One of those “moments” in parenting happened to me this morning…the ones you wait for quietly, all the while hoping they just won’t. I’ve wondered which ones will arrive, but it’s tough to imagine anything other than joy and wonder could ever land on either of my children. Knowing better, the minute I laid eyes on each of my squishy, newborn beauties, I accepted that things will happen, and I made them little heartfelt promises that I’d try really hard to not be wearing my crappy parent pants on those days.
Today, I was wearing my tired and trying really hard pants, which is probably as good as it gets these days, when I found a certain small girl sitting on her bedroom floor, looking in the mirror on the back of her door, with her outfit in her hands.
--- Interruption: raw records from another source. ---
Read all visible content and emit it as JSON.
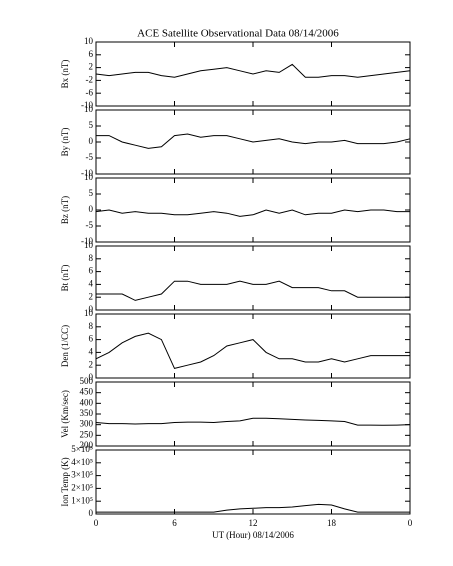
{
  "chart_data": [
    {
      "type": "line",
      "title": "ACE Satellite Observational Data   08/14/2006",
      "ylabel": "Bx (nT)",
      "xlim": [
        0,
        24
      ],
      "ylim": [
        -10,
        10
      ],
      "yticks": [
        -10,
        -6,
        -2,
        2,
        6,
        10
      ],
      "color": "#000000",
      "x": [
        0,
        1,
        2,
        3,
        4,
        5,
        6,
        7,
        8,
        9,
        10,
        11,
        12,
        13,
        14,
        15,
        16,
        17,
        18,
        19,
        20,
        21,
        22,
        23,
        24
      ],
      "values": [
        0,
        -0.5,
        0,
        0.5,
        0.5,
        -0.5,
        -1,
        0,
        1,
        1.5,
        2,
        1,
        0,
        1,
        0.5,
        3,
        -1,
        -1,
        -0.5,
        -0.5,
        -1,
        -0.5,
        0,
        0.5,
        1
      ]
    },
    {
      "type": "line",
      "ylabel": "By (nT)",
      "xlim": [
        0,
        24
      ],
      "ylim": [
        -10,
        10
      ],
      "yticks": [
        -10,
        -5,
        0,
        5,
        10
      ],
      "color": "#000000",
      "x": [
        0,
        1,
        2,
        3,
        4,
        5,
        6,
        7,
        8,
        9,
        10,
        11,
        12,
        13,
        14,
        15,
        16,
        17,
        18,
        19,
        20,
        21,
        22,
        23,
        24
      ],
      "values": [
        2,
        2,
        0,
        -1,
        -2,
        -1.5,
        2,
        2.5,
        1.5,
        2,
        2,
        1,
        0,
        0.5,
        1,
        0,
        -0.5,
        0,
        0,
        0.5,
        -0.5,
        -0.5,
        -0.5,
        0,
        1
      ]
    },
    {
      "type": "line",
      "ylabel": "Bz (nT)",
      "xlim": [
        0,
        24
      ],
      "ylim": [
        -10,
        10
      ],
      "yticks": [
        -10,
        -5,
        0,
        5,
        10
      ],
      "color": "#000000",
      "x": [
        0,
        1,
        2,
        3,
        4,
        5,
        6,
        7,
        8,
        9,
        10,
        11,
        12,
        13,
        14,
        15,
        16,
        17,
        18,
        19,
        20,
        21,
        22,
        23,
        24
      ],
      "values": [
        -0.5,
        0,
        -1,
        -0.5,
        -1,
        -1,
        -1.5,
        -1.5,
        -1,
        -0.5,
        -1,
        -2,
        -1.5,
        0,
        -1,
        0,
        -1.5,
        -1,
        -1,
        0,
        -0.5,
        0,
        0,
        -0.5,
        -0.5
      ]
    },
    {
      "type": "line",
      "ylabel": "Bt (nT)",
      "xlim": [
        0,
        24
      ],
      "ylim": [
        0,
        10
      ],
      "yticks": [
        0,
        2,
        4,
        6,
        8,
        10
      ],
      "color": "#000000",
      "x": [
        0,
        1,
        2,
        3,
        4,
        5,
        6,
        7,
        8,
        9,
        10,
        11,
        12,
        13,
        14,
        15,
        16,
        17,
        18,
        19,
        20,
        21,
        22,
        23,
        24
      ],
      "values": [
        2.5,
        2.5,
        2.5,
        1.5,
        2,
        2.5,
        4.5,
        4.5,
        4,
        4,
        4,
        4.5,
        4,
        4,
        4.5,
        3.5,
        3.5,
        3.5,
        3,
        3,
        2,
        2,
        2,
        2,
        2
      ]
    },
    {
      "type": "line",
      "ylabel": "Den (1/CC)",
      "xlim": [
        0,
        24
      ],
      "ylim": [
        0,
        10
      ],
      "yticks": [
        0,
        2,
        4,
        6,
        8,
        10
      ],
      "color": "#000000",
      "x": [
        0,
        1,
        2,
        3,
        4,
        5,
        6,
        7,
        8,
        9,
        10,
        11,
        12,
        13,
        14,
        15,
        16,
        17,
        18,
        19,
        20,
        21,
        22,
        23,
        24
      ],
      "values": [
        3,
        4,
        5.5,
        6.5,
        7,
        6,
        1.5,
        2,
        2.5,
        3.5,
        5,
        5.5,
        6,
        4,
        3,
        3,
        2.5,
        2.5,
        3,
        2.5,
        3,
        3.5,
        3.5,
        3.5,
        3.5
      ]
    },
    {
      "type": "line",
      "ylabel": "Vel (Km/sec)",
      "xlim": [
        0,
        24
      ],
      "ylim": [
        200,
        500
      ],
      "yticks": [
        200,
        250,
        300,
        350,
        400,
        450,
        500
      ],
      "color": "#000000",
      "x": [
        0,
        1,
        2,
        3,
        4,
        5,
        6,
        7,
        8,
        9,
        10,
        11,
        12,
        13,
        14,
        15,
        16,
        17,
        18,
        19,
        20,
        21,
        22,
        23,
        24
      ],
      "values": [
        310,
        305,
        305,
        303,
        305,
        305,
        310,
        312,
        312,
        310,
        315,
        318,
        330,
        330,
        328,
        325,
        322,
        320,
        318,
        315,
        298,
        298,
        297,
        298,
        300
      ]
    },
    {
      "type": "line",
      "ylabel": "Ion Temp (K)",
      "xlabel": "UT (Hour)  08/14/2006",
      "xlim": [
        0,
        24
      ],
      "xticks": [
        0,
        6,
        12,
        18,
        {
          "value": 24,
          "label": "0"
        }
      ],
      "ylim": [
        0,
        500000
      ],
      "yticks": [
        0,
        {
          "value": 100000,
          "label": "1×10⁵"
        },
        {
          "value": 200000,
          "label": "2×10⁵"
        },
        {
          "value": 300000,
          "label": "3×10⁵"
        },
        {
          "value": 400000,
          "label": "4×10⁵"
        },
        {
          "value": 500000,
          "label": "5×10⁵"
        }
      ],
      "color": "#000000",
      "x": [
        0,
        1,
        2,
        3,
        4,
        5,
        6,
        7,
        8,
        9,
        10,
        11,
        12,
        13,
        14,
        15,
        16,
        17,
        18,
        19,
        20,
        21,
        22,
        23,
        24
      ],
      "values": [
        15000,
        15000,
        15000,
        15000,
        15000,
        15000,
        15000,
        15000,
        15000,
        15000,
        30000,
        40000,
        45000,
        50000,
        50000,
        55000,
        65000,
        75000,
        70000,
        40000,
        15000,
        15000,
        15000,
        15000,
        15000
      ]
    }
  ]
}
She wasn’t moving, and she was wearing a pink leotard on a school day. At this point we’re 5 minutes from departure time, and things aren’t looking good for timeliness. So I started joking and acting out some big thing about not wearing a leotard to school under an outfit because your business can’t breathe and you’ll be stuck in the bathroom forever if you have to pee, because you have to take your WHOLE outfit off, and it’ll be super embarrassing when your teacher taps on the bathroom door and needs you out of there because so and so is getting ready to pee their pants, and you are NAKED, and so on. She thought this amusing, we laughed, and then I asked, “what are you doing anyway?”
Earnestly, she looked up at me, through her almost seven year old eyes, and said in a very small voice, that she was “trying to figure out how to make “this” go away, so she could look like Queen Elsa, because Queen Elsa doesn’t have “this,” as she ran her flat hand in a brushing motion downward over her little soft belly, as if to slice it off. Then she curled inward, drew her knees up, and wrapped them with her arms. I sat down on her toybox, suddenly very still inside.
When she was ready, she crawled up into my lap, and curled into a ball. In hushed tones, we shared the joint sadness of never being able to look like Queen Elsa, the beautifully depicted matron of Frozen. When she could look in my eyes again, and had nodded her head for a good long while, I told her why: It’s because drawings and dollies don’t have guts. She had learned the job of the intestines in school last week; thank you universe and sweet Montessori school for that. I showed her my nice soft belly, and we laughed and joked a little about GUTS. We thanked our nice soft bellies for not squishing or pinching our happy little guts, who are trying to work really hard in there.
We talked about how in some houses, dollies and princesses and movies with these flat, pretend bellies are not welcome, because they often lead to this very sadness she was feeling right now. I told her, little girls need to know their soft beautiful bellies are normal and beautiful, and not compare themselves to beautiful imaginary characters. We joked about how weird it would be to be only as tall as one of her barbies, and have that creepy smile that never, ever goes away. We posed like that and laughed and laughed, and her little brother posed like that and we really laughed. I told her that her barbies are welcome here, as are the princesses, but she needs to remember they are toys, imagination fuel, and pretty characters to look at. They are not real.
I didn’t stop there. I told her there is a problem in our people, and sometimes a person has it, and they make their tummies and bodies sick because they can’t love their soft bellies. We talked about how this isn’t a sick like a cold, so you can’t just catch it in the air, but instead it’s a hurt in the mind, and the heart, and where these wonderful people were supposed to learn to love themselves, they just didn’t. I told her how there are safe places and people who help them fix the hurt and learn to love their whole bodies again.
Then, I asked her if I could tell her a secret, and she said yes. I hugged her wide and warm and firm. I told her she is a beautiful child, and a beautiful person, that her silvery green eyes are big and round and full of sparkle and love, and she has a soft dusting of freckles across her nose, just like Queen Elsa’s, and she has long and perfect feet, and beautiful knee caps, and her hair is silky and brown and long and gorgeous, and her smile is warm and right. I told her, as her little soft belly touched my big soft belly, that our bodies are just as they should be, and normal and healthy and good and strong.
Then, she got dressed in her sparkly green, sequined dance outfit, put a silvery blue Little Mermaid dress on – as a cape, and asked me if I could put her hair in a side braid like Queen Elsa’s. She packed a little pair of shorts and a t shirt with her school name and logo on it, for later in the day when this get-up felt too tight and certain parts couldn’t breathe, and she went off to school with her head held high and her belly soft just like it should be.
In my heart, where I guard my worries and keep them sedated, well fed, and tamed so they can’t bite me, I put a little earmark, so when this comes up again, I will remember to hug her and let her be sad she doesn’t look like the beautiful and hope crushing visions we are surrounded by as normal, healthy people, every day. I will feel sad with her, and show her where we do choose to look for inspiration instead. I will remind her beauty is shapeless, and that she is capable and strong, and her ears do not stick out too far, and her hair is just as good as hair that is drawn onto a cartoon character or the extensions placed onto a beautiful but digitally modified model, because it is real and her body is doing its best.